Jocelyn Lee nasce in Italia, a Napoli, ma vive e lavora negli Stati Uniti dove ha conseguito la laurea in filosofia e arti visive presso la Yale University e la specializzazione in fotografia allo Hunter College.
Ho pensato di parlarne perché trovo che sia una fotografa molto curata e delicata nello sguardo, attenta alle piccole-grandi cose di cui è fatta l’umanità delle persone.

Le sue fotografie di ritratto rispondono ad una grande curiosità personale nei confronti della gente e sembrano interrogarsi sul significato e sul senso stesso del mondo.

Jocelyn pone sempre un’attenzione particolare verso le vulnerabilità umane e, con il ritratto soprattutto, cerca di evidenziare le cose che, quando siamo soli, o nei momenti di inattività e di riflessione, vengono alla nostra mente: l’idea d’invecchiare, la malattia, il sesso, il decadimento del corpo e gli stati di transizione, la ricerca dell’identità.


Ricerca la bellezza fisica (e psicologica) in cose che vengono spesso trascurate, come il corpo nudo di una donna di mezz’età che trovandosi sola in una stanza d’albergo, spera di poter trascorrere qualche momento d’intimità con un partner

oppure la qualità della luce che illumina la pelle di una persona seduta sul proprio letto, prima di affrontare una nuova giornata.
Momenti semplici e privati, che spesso sfuggono ai nostri ragionamenti sulla vita.
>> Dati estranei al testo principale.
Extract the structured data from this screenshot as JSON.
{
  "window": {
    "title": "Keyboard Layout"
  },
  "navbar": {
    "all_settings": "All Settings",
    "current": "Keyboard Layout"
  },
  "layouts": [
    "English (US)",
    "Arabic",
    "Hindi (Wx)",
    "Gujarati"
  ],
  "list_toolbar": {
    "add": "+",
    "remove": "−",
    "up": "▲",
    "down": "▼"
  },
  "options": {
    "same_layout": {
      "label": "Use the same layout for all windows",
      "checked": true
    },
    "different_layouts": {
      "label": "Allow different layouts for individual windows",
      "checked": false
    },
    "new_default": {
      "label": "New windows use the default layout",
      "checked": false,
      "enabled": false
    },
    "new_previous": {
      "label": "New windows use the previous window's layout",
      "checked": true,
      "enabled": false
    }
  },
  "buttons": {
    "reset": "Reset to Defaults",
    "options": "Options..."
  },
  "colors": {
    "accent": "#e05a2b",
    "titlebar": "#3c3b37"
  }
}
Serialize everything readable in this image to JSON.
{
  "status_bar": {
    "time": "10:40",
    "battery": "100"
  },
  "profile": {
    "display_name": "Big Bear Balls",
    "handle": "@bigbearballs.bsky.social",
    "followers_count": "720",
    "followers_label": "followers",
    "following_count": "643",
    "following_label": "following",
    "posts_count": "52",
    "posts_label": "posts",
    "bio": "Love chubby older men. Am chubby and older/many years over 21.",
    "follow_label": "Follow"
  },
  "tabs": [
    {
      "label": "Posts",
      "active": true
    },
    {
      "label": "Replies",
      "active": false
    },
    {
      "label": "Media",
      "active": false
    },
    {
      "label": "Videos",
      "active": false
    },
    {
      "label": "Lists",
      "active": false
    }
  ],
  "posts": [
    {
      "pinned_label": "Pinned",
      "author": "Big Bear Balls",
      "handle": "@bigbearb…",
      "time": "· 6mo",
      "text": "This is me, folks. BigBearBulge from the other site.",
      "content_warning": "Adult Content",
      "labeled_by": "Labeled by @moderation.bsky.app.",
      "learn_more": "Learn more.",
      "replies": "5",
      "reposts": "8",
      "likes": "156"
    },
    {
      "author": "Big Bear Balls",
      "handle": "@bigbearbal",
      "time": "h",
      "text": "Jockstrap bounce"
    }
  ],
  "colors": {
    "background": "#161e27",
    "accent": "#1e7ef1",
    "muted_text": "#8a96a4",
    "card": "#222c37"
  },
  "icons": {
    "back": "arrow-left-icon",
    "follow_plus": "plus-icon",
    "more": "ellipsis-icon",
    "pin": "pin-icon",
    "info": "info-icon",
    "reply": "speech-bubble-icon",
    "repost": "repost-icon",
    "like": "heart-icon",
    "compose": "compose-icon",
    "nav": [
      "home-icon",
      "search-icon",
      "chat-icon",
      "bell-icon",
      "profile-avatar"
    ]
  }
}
In altre fotografie, cerca di esplorare la sensualità straordinaria del nostro mondo materiale. Un vero omaggio alla natura delle cose.

Queste immagini di bambini, invece, descrivono i momenti che ostacolano l’innocenza e la semplicità, che sono le aspettative convenzionalmente riconosciute dell’infanzia. Si tratta di immagini che pongono l’attenzione sul gioco dei bambini e sul significato simbolico che esso esprime.




La coscienza non del tutto sviluppata dei bambini è un terreno fertile per esplorare una vasta gamma di impulsi umani: dal desiderio di amare, agli imperativi più oscuri del controllo o della rabbia.

Queste ultime fotografie di madri giovani sono datate a partire dal 1990.
Il suo interesse è quello di esplorare come queste ragazze negozino, attraverso l’adolescenza, il loro modo di sviluppare un’identità nella regolazione della responsabilità materna.
Gravidanza e maternità, soprattutto in età giovanile, sono piene di contraddizioni: c’è un ottimismo bambinesco nell’affrontare le responsabilità degli adulti; c’è grande amore; c’è rabbia sfrenata e un silenzioso assenso.